可以看到,中间是 -DMODULE_NAME=libc,而不是 -DMODULE_NAME=rtld,所以没有这个符号。

那么接下来要找,什么情况下会编译 -DMODULE_NAME=rtldcsu/errno.c。正好之前有交叉编译到其他 target 的交叉工具链,因此去看了一下,对应 -DMODULE_NAME=rtld 的应该是 csu/rtld-errno.os,它应该出现在 rtld-modules 中:

[ALL  ]      make subdir=csu -C ../csu ..=../ objdir=/home/jiegec/ct-ng/.build/loongarch32r-unknown-linux-gnu/build/build-libc/multilib -f Makefile -f ../elf/rtld-Rules rtld-all rtld-modules='rtld-check_fds.os rtld-sysdep.os'

但实际上并没有,所以继续看 rtld-modules 从哪里来,继续翻日志:

[ALL  ]      LC_ALL=C sed -n 's@^/home/jiegec/ct-ng/.build/loongarch32r-unknown-linux-gnu/build/build-libc/multilib/([^(]*)(([^)]*.os)) *.*$@1 2@p'     /home/jiegec/ct-ng/.build/loongarch32r-unknown-linux-gnu/build/build-libc/multilib/elf/librtld.map | while read lib file; do   case $lib in   libc_pic.a)     LC_ALL=C fgrep -l /$file    /home/jiegec/ct-ng/.build/loongarch32r-unknown-linux-gnu/build/build-libc/multilib/stamp.os /home/jiegec/ct-ng/.build/loongarch32r-unknown-linux-gnu/build/build-libc/multilib/*/stamp.os |     LC_ALL=C     sed 's@^/home/jiegec/ct-ng/.build/loongarch32r-unknown-linux-gnu/build/build-libc/multilib/([^/]*)/stamp.os$@rtld-1'" +=$file@"    ;;   */*.a)     echo rtld-${lib%%/*} += $file ;;   *) echo "Wasn't expecting $lib($file)" >&2; exit 1 ;;   esac; done > /home/jiegec/ct-ng/.build/loongarch32r-unknown-linux-gnu/build/build-libc/multilib/elf/librtld.mkT                  [ALL  ]      echo rtld-subdirs = `LC_ALL=C sed 's/^rtld-([^ ]*).*$/1/' /home/jiegec/ct-ng/.build/loongarch32r-unknown-linux-gnu/bu
ild/build-libc/multilib/elf/librtld.mkT                    | LC_ALL=C sort -u` >> /home/jiegec/ct-ng/.build/loongarch32r-unknown-linux-gnu/build/build-libc/multilib/elf/librtld.mkT 

可以看到它是从 librtld.map 中解析依赖关系,然后生成 rtld-modules。查看 librtld.map

Archive member included to satisfy reference by file (symbol)

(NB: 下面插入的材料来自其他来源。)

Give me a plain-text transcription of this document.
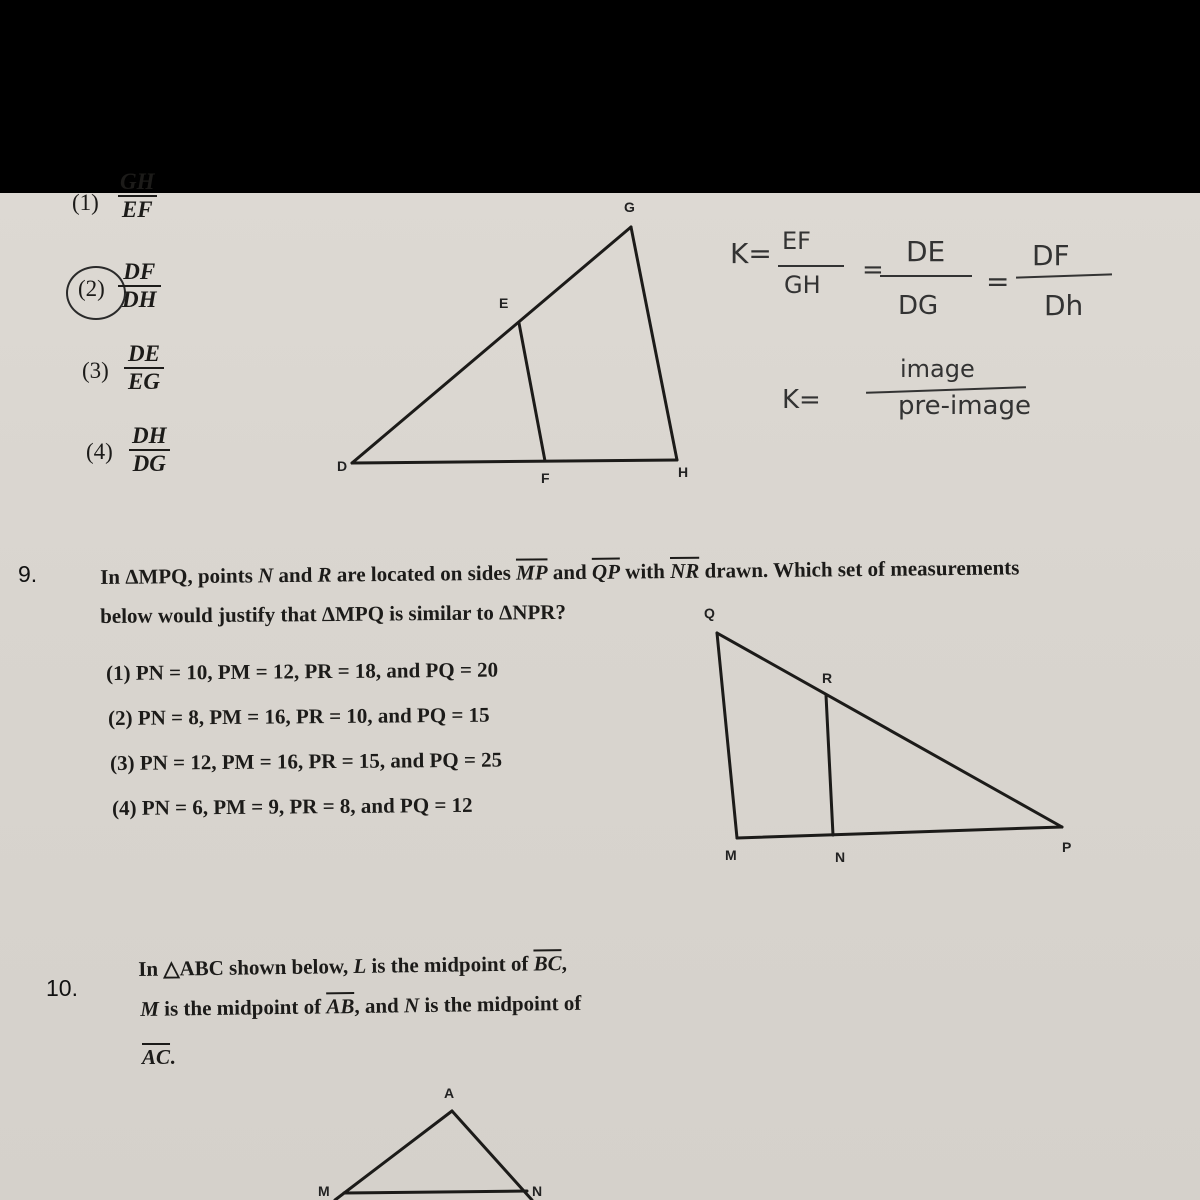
$(1) \frac{GH}{EF}$
$(2) \frac{DF}{DH}$
$(3) \frac{DE}{EG}$
$(4) \frac{DH}{DG}$
G
E
D
F	H
K= EF
GH =
DE
DG
=
DF
Dh
K=
image
pre-image
9.	In ΔMPQ, points N and R are located on sides $\overline{MP}$ and $\overline{QP}$ with $\overline{NR}$ drawn. Which set of measurements
below would justify that ΔMPQ is similar to ΔNPR?
(1) PN = 10, PM = 12, PR = 18, and PQ = 20
(2) PN = 8, PM = 16, PR = 10, and PQ = 15
(3) PN = 12, PM = 16, PR = 15, and PQ = 25
(4) PN = 6, PM = 9, PR = 8, and PQ = 12
Q
R
M	N
P
10.
In △ABC shown below, L is the midpoint of $\overline{BC}$,
M is the midpoint of $\overline{AB}$, and N is the midpoint of
$\overline{AC}$.
A
M	N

/home/jiegec/ct-ng/.build/loongarch32r-unknown-linux-gnu/build/build-libc/multilib/libc_pic.a(check_fds.os)
                              /home/jiegec/ct-ng/.build/loongarch32r-unknown-linux-gnu/build/build-libc/multilib/elf/dl-allobjs.os (__libc_check_standard_fds)
/home/jiegec/ct-ng/.build/loongarch32r-unknown-linux-gnu/build/build-libc/multilib/libc_pic.a(setjmp.os)
                              /home/jiegec/ct-ng/.build/loongarch32r-unknown-linux-gnu/build/build-libc/multilib/elf/dl-allobjs.os (__sigsetjmp)

确实没有出现 errno.os。找一份正常的编译工具链,应该是这样的输出:

Archive member included to satisfy reference by file (symbol)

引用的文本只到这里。